No. The employer's duty applies to all eligible jobholders, including those who earn more than the upper limit for calculating eligible earnings.
The employer is, however, only required to make contributions in respect of eligible earnings between £5,035 and £33,540 (in 2006/7 terms as set out in question 4 above), and so would not need to make contributions in respect of this employee's earnings between £33,540 and £60,000 in order to comply with their employer duties.
Question 14 - What about employees on maternity leave? Do we have to pay contributions for them? And at what rate?
Maternity pay qualifies as 'eligible earnings' under the Pensions Act 2008. The payment of contributions for employees on maternity leave is, however, determined more by existing equality and sex discrimination legislation than the workplace pension reform regulations.
The same rules will apply for the continued payment of contributions to employees on maternity leave as currently applies to such employees in respect of their pension contributions. See our alert on maternity leave and non-cash benefits for more information.
Question 15 - How are we going to have to operate refunds contributions for people who opt-out in time?

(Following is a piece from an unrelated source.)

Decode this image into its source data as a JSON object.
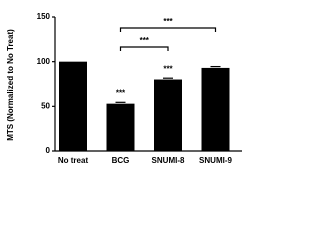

Jobholders will have the right to opt-out of active membership of a qualifying workplace pension arrangement. This will be achieved by giving the employer a completed opt-out notice within one month of the later of the jobholder:
- becoming an active member of the scheme
- receiving the enrolment information.
A jobholder who opts out will be treated as never having been an active member. They will be entitled to a full refund from the employer of any contributions they have made and any contributions that have been made on their behalf (i.e. also including any employer contributions that have been made). The only exception to this is any part of the refund that is required to be paid as tax.

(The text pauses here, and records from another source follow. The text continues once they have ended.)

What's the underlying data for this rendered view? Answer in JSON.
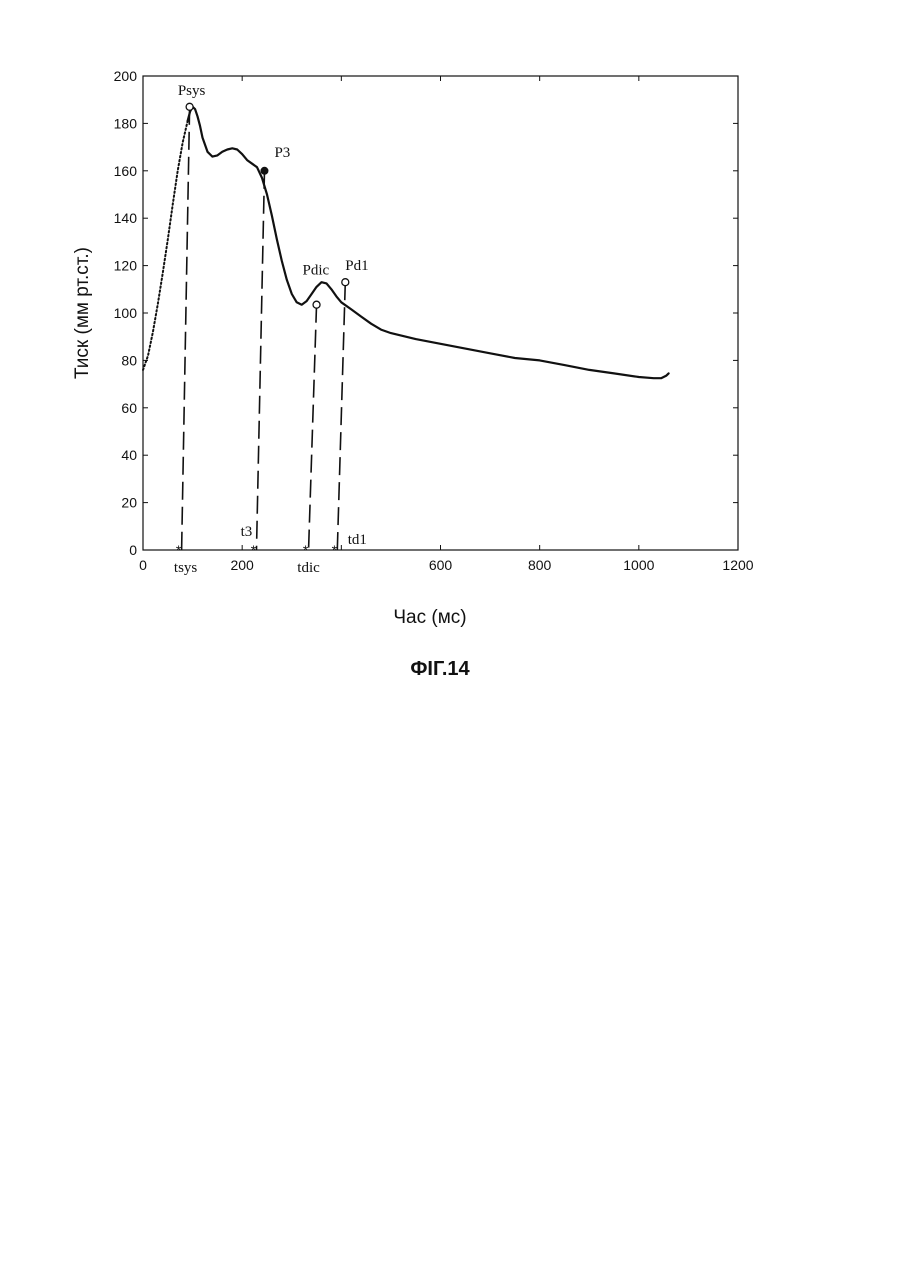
{
  "figure_caption": "ФІГ.14",
  "chart_data": {
    "type": "line",
    "title": "",
    "xlabel": "Час (мс)",
    "ylabel": "Тиск (мм рт.ст.)",
    "xlim": [
      0,
      1200
    ],
    "ylim": [
      0,
      200
    ],
    "xticks": [
      0,
      200,
      600,
      800,
      1000,
      1200
    ],
    "yticks": [
      0,
      20,
      40,
      60,
      80,
      100,
      120,
      140,
      160,
      180,
      200
    ],
    "grid": false,
    "series": [
      {
        "style": "dotted",
        "x": [
          0,
          10,
          20,
          30,
          40,
          50,
          60,
          70,
          80,
          90
        ],
        "y": [
          76,
          82,
          92,
          104,
          117,
          131,
          146,
          160,
          172,
          181
        ]
      },
      {
        "style": "solid",
        "x": [
          90,
          95,
          100,
          105,
          110,
          115,
          120,
          130,
          140,
          150,
          160,
          170,
          180,
          190,
          200,
          210,
          220,
          230,
          240,
          250,
          260,
          270,
          280,
          290,
          300,
          310,
          320,
          330,
          340,
          350,
          360,
          370,
          380,
          390,
          400,
          420,
          440,
          460,
          480,
          500,
          550,
          600,
          650,
          700,
          750,
          800,
          850,
          900,
          950,
          1000,
          1030,
          1045,
          1055,
          1060
        ],
        "y": [
          181,
          185,
          187,
          186,
          183,
          179,
          174,
          168,
          166,
          166.5,
          168,
          169,
          169.5,
          169,
          167,
          164.5,
          163,
          161.5,
          157,
          150,
          141,
          131,
          122,
          114,
          108,
          104.5,
          103.5,
          105,
          108,
          111,
          113,
          112.5,
          110,
          107,
          104.5,
          101.5,
          98.5,
          95.5,
          93,
          91.5,
          89,
          87,
          85,
          83,
          81,
          80,
          78,
          76,
          74.5,
          73,
          72.5,
          72.5,
          73.5,
          74.5
        ]
      }
    ],
    "markers": [
      {
        "label": "Psys",
        "x": 94,
        "y": 187,
        "shape": "open-circle",
        "time_label": "tsys"
      },
      {
        "label": "P3",
        "x": 245,
        "y": 160,
        "shape": "filled-circle",
        "time_label": "t3"
      },
      {
        "label": "Pdic",
        "x": 350,
        "y": 103.5,
        "shape": "open-circle",
        "time_label": "tdic"
      },
      {
        "label": "Pd1",
        "x": 408,
        "y": 113,
        "shape": "open-circle",
        "time_label": "td1"
      }
    ]
  }
}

Question 16 - We have a number of students who work in our bars. Most are aged between 18 and 21. We don't need to do anything different for these workers, do we?
Yes, you do. The employer must inform jobholders who are younger or older than the age for eligible jobholders of their entitlement to join a qualifying scheme if they wish to do so. If any of these jobholders choose to join, the employer will be required to pay contributions for them at the minimum agreed level under a registered pension scheme (as long as they earn above the minimum level of eligible earnings - see question 17 below). This applies to jobholders aged between 16 and 21 or between state pension age and 75.
Question 17 - We have a group of employees who earn between £3,000 and £4,000 per annum - do we need to do anything in respect of these employees?
Yes. The legislation requires employers to provide jobholders who do not earn above the earnings threshold with certain information and to arrange for them to become a member of a registered pension scheme if they ask to join. Unlike for the younger or older jobholders outlined in question 16 above, the provided scheme doesn't have to be a qualifying scheme and the employer has no obligation to make contributions on their behalf.